How Lady Gaga Really Acheived Her House Of Gucci Transformation
Lady Gaga takes her craft incredibly seriously. In fact, in her role as Patrizia Reggiani in the film "House of Gucci," the chart-topper said that she refused to break character, even when she wasn't in front of the cameras. For British Vogue's December cover story, Gaga revealed, "I lived as her [Reggiani] for a year and a half. And I spoke with an accent for nine months of that. I never broke. I stayed with her." If that weren't enough, Gaga also said that she didn't want to meet Reggiani, the woman who was convicted of hiring someone to murder her husband, fashion heir Maurizio Gucci, because she didn't want to cloud her judgement of who she really was, and the reason why she spent time behind bars for her crime. "I didn't wanna meet her because I could tell very quickly that this woman wanted to be glorified for this murder, and she wanted to be remembered as this criminal.
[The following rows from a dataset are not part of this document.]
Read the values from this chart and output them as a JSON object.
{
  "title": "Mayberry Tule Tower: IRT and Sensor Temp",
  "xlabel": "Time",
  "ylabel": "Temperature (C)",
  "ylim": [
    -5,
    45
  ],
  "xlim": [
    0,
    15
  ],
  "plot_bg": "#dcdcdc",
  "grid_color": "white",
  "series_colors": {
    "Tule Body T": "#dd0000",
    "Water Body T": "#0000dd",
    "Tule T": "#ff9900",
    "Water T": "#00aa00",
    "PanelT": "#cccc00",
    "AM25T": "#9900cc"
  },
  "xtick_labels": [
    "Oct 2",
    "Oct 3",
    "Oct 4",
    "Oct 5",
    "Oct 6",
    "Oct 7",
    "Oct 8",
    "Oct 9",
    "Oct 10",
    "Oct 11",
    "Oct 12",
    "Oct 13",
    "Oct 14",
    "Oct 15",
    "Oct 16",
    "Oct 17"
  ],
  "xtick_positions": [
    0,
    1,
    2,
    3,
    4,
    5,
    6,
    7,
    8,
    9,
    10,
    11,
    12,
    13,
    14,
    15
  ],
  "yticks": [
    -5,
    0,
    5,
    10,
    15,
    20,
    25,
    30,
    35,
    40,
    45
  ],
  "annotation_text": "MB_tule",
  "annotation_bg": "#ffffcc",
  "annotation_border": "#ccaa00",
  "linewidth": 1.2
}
I didn't wanna collude with something that I don't believe in. You know, she did have her husband murdered," Gaga told "Good Morning America."
But if there's one thing that Lady Gaga did do for her role, it was completely transform herself like she's never done before. And it doesn't sound like Gaga had any regrets over it, either.
Inside Lady Gaga's Italian makeover
Lady Gaga knew that in order to play Patrizia Reggiani, she had to act like her, speak like her, and certainly look like her, too. She did what perhaps any good Italian grandchild would do, and that's load up on bread and pasta to gain weight, much to the delight of 'nonnas' and 'nonnis' throughout Italy. She told The Hollywood Reporter, "We had as much food as we possibly could have on the table to celebrate the good fortune that came from hard work and elbow grease."
Lady Gaga also wanted to make sure that she understood what it meant to be an Italian from Milan and not an Italian-American from Brooklyn. She explained, "I worked a lot on digging into my ancestry and kind of reversing the car, reverse assimilation. How do I get out of the Italian American thing and get myself into what it means to be an Italian woman?"
As another Italian big screen bombshell, Sophia Loren, once said, "Everything you see I owe to spaghetti" (per HuffPost). And to that, we say, "Buon appetito."